Fiamme Gialle a caccia di irregolarita’ nell’emissione di scontrini e fatture fiscali di bar, negozi, centri commerciali, dalle Marche alla Sardegna. E proprio nel giorno in cui la Guardia di finanza annuncia che nei primi quattro mesi del 2012 i maggiori ‘picchi’ di evasione si sono registrati nel settore del commercio all’ingrosso e al dettaglio: quasi il 25% del totale.

Da questa mattina, e fino a domani, 100 finanzieri in divisa e in borghese stanno passando al setaccio decine di esercizi commerciali delle province di Ascoli e Fermo, nell’ambito di un Piano coordinato di controllo economico del territorio. I primi dati sono significativi: su 112 verifiche sono emerse 25 violazioni per mancata o irregolare emissione di scontrini e fatture, pari al 28% del totale. Nove le irregolarita’ riscontrate ad Ascoli (su 86 controlli) e ben 16 su 26 nel Fermano, dove i ‘berretti verdi’ si sono spinti nel cuore del triangolo calzaturiero e della moda: Monte Urano, Montegranaro, Monte San Pietrangeli. Indagini sono ancora in corso su alcuni lavoratori verosimilmente assunti in nero.

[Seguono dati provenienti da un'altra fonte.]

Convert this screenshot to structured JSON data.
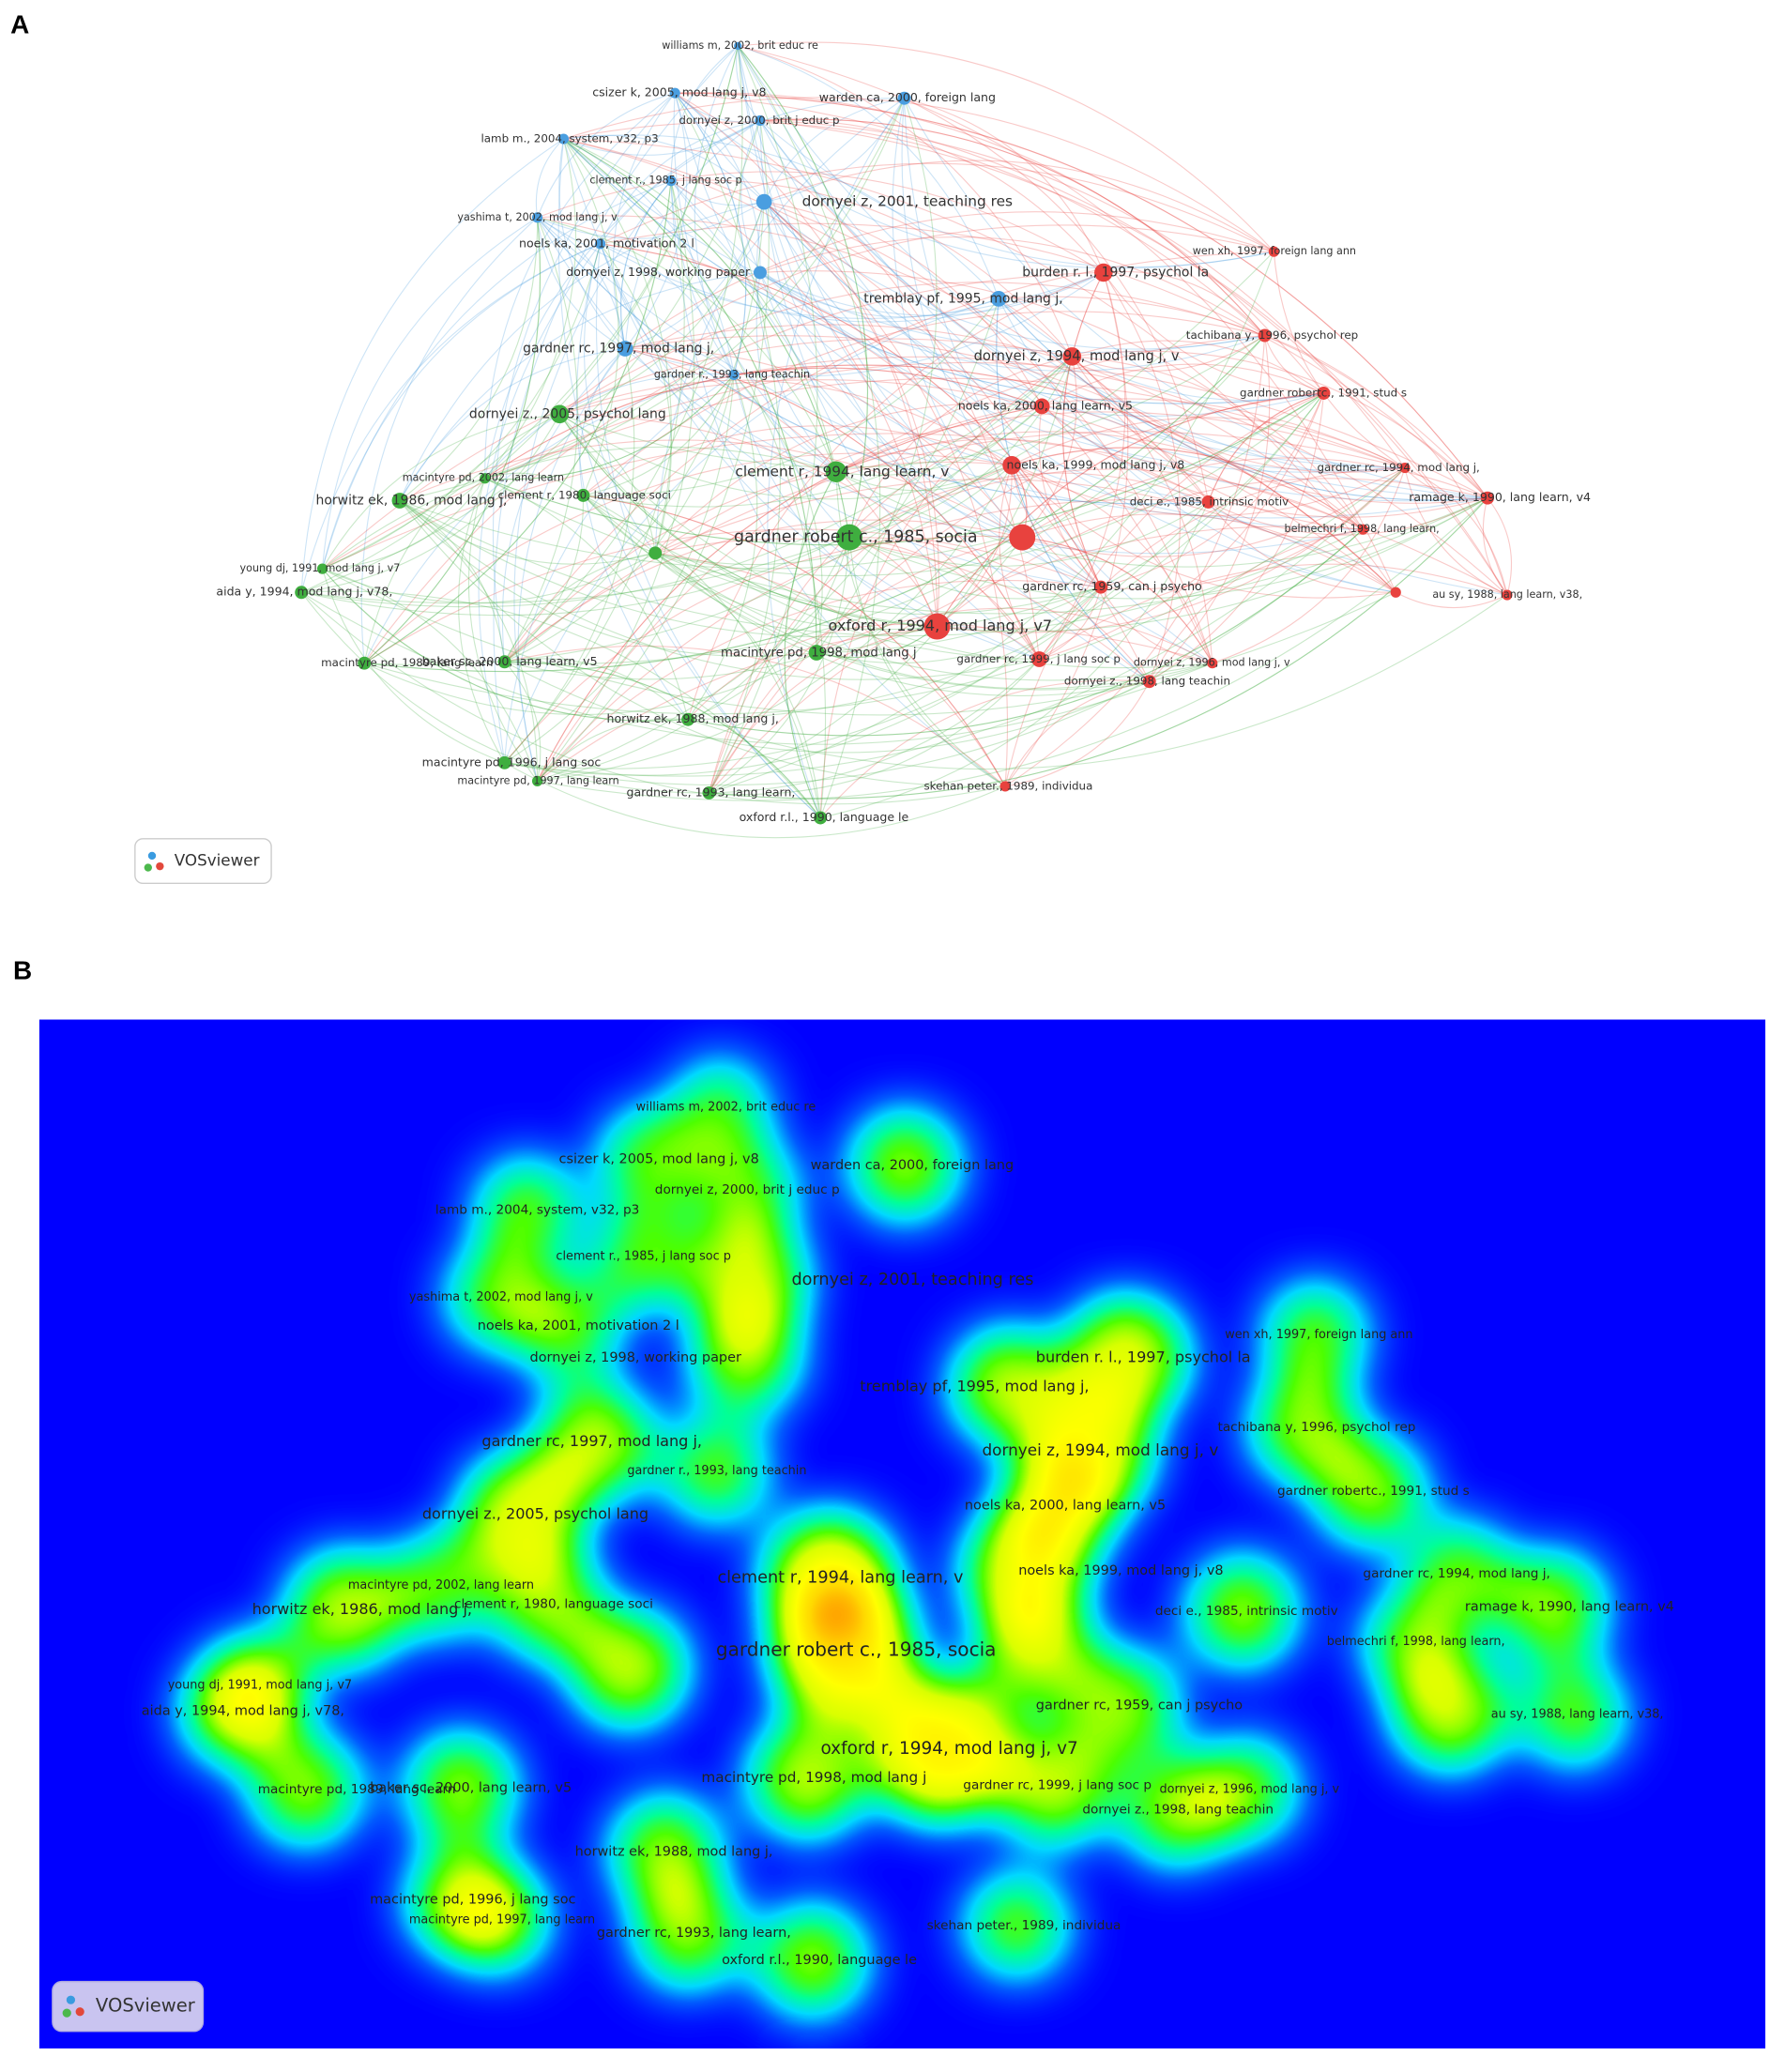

Nella rete sono incappati anche due venditori ambulanti, denunciati perche’ trovati con 230 capi di abbigliamento e accessori contraffatti. In totale, nei primi 110 giorni dell’anno sono gia’ 230 le irregolarita’ fiscali accertate nelle due province del sud delle Marche, e 6.600 i capi ‘taroccati’ posti sotto sequestro.

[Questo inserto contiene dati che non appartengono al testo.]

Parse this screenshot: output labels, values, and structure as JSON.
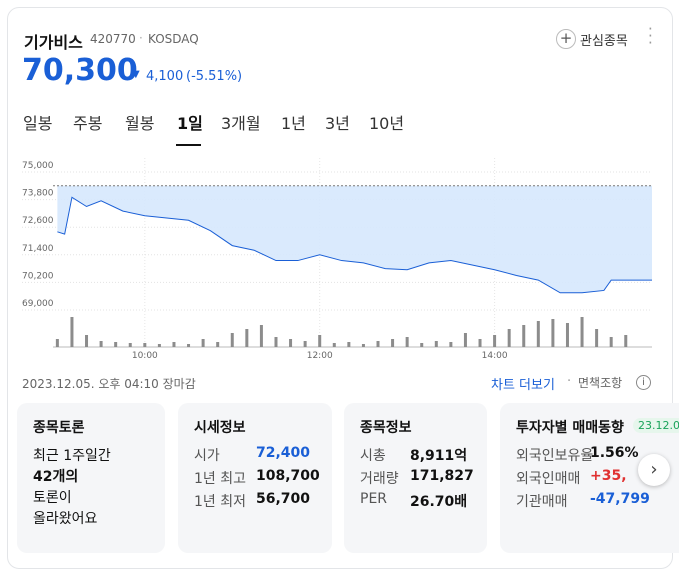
{
  "header": {
    "name": "기가비스",
    "code": "420770",
    "market": "KOSDAQ",
    "watch_button": "관심종목",
    "price": "70,300",
    "change": "4,100",
    "change_rate": "(-5.51%)"
  },
  "tabs": {
    "items": [
      "일봉",
      "주봉",
      "월봉",
      "1일",
      "3개월",
      "1년",
      "3년",
      "10년"
    ],
    "active": 3
  },
  "chart_data": [
    {
      "type": "line",
      "color": "#1a5fd6",
      "fill_color": "#d6e8fd",
      "x": [
        540,
        545,
        550,
        560,
        570,
        585,
        600,
        615,
        630,
        645,
        660,
        675,
        690,
        705,
        720,
        735,
        750,
        765,
        780,
        795,
        810,
        825,
        840,
        855,
        870,
        885,
        900,
        915,
        920,
        930,
        948
      ],
      "values": [
        72400,
        72300,
        73900,
        73500,
        73750,
        73300,
        73100,
        73000,
        72900,
        72450,
        71800,
        71600,
        71150,
        71150,
        71400,
        71150,
        71050,
        70800,
        70750,
        71050,
        71150,
        70950,
        70750,
        70500,
        70300,
        69750,
        69750,
        69850,
        70300,
        70300,
        70300
      ],
      "reference_line": 74400,
      "xlim": [
        537,
        948
      ],
      "xticks": [
        {
          "value": 600,
          "label": "10:00"
        },
        {
          "value": 720,
          "label": "12:00"
        },
        {
          "value": 840,
          "label": "14:00"
        }
      ],
      "ylim": [
        69000,
        75000
      ],
      "yticks": [
        {
          "value": 75000,
          "label": "75,000"
        },
        {
          "value": 73800,
          "label": "73,800"
        },
        {
          "value": 72600,
          "label": "72,600"
        },
        {
          "value": 71400,
          "label": "71,400"
        },
        {
          "value": 70200,
          "label": "70,200"
        },
        {
          "value": 69000,
          "label": "69,000"
        }
      ],
      "grid": true
    },
    {
      "type": "bar",
      "color": "#8c8c8c",
      "x": [
        540,
        550,
        560,
        570,
        580,
        590,
        600,
        610,
        620,
        630,
        640,
        650,
        660,
        670,
        680,
        690,
        700,
        710,
        720,
        730,
        740,
        750,
        760,
        770,
        780,
        790,
        800,
        810,
        820,
        830,
        840,
        850,
        860,
        870,
        880,
        890,
        900,
        910,
        920,
        930
      ],
      "values": [
        8,
        30,
        12,
        6,
        5,
        4,
        4,
        3,
        5,
        3,
        8,
        5,
        14,
        18,
        22,
        10,
        8,
        6,
        12,
        4,
        5,
        3,
        6,
        8,
        10,
        4,
        6,
        5,
        14,
        8,
        12,
        18,
        22,
        26,
        28,
        24,
        30,
        18,
        10,
        12
      ],
      "xlim": [
        537,
        948
      ],
      "ylim": [
        0,
        32
      ]
    }
  ],
  "footer": {
    "timestamp": "2023.12.05. 오후 04:10 장마감",
    "more_link": "차트 더보기",
    "disclaimer": "면책조항"
  },
  "cards": [
    {
      "title": "종목토론",
      "lines": [
        "최근 1주일간",
        "42개의",
        "토론이",
        "올라왔어요"
      ]
    },
    {
      "title": "시세정보",
      "rows": [
        [
          "시가",
          "72,400"
        ],
        [
          "1년 최고",
          "108,700"
        ],
        [
          "1년 최저",
          "56,700"
        ]
      ]
    },
    {
      "title": "종목정보",
      "rows": [
        [
          "시총",
          "8,911억"
        ],
        [
          "거래량",
          "171,827"
        ],
        [
          "PER",
          "26.70배"
        ]
      ]
    },
    {
      "title": "투자자별 매매동향",
      "badge": "23.12.0",
      "rows": [
        [
          "외국인보유율",
          "1.56%"
        ],
        [
          "외국인매매",
          "+35,"
        ],
        [
          "기관매매",
          "-47,799"
        ]
      ]
    }
  ]
}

A Cagliari 90 uomini della Finanza hanno ispezionato i negozi delle vie dello shopping: via San Benedetto, via Garibaldi, via Alghero, anche qui nel contesto di un Piano coordinato di controllo. Ma sempre oggi si scopre che c’e’ anche chi, come i due soci di un bar di La Thuile (Val d’Aosta), e’ riuscito a frodare l’erario per 5 anni, pur battendo regolarmente gli scontrini: 350 mila euro occultati al fisco (piu’ 35 mila euro di Iva) senza aver mai presentato la dichiarazione dei redditi. Fino a quando la Gdf di Aosta ha scoperto la ‘scatola nera’ del registratore di cassa, che i due baristi nascondevano in casa.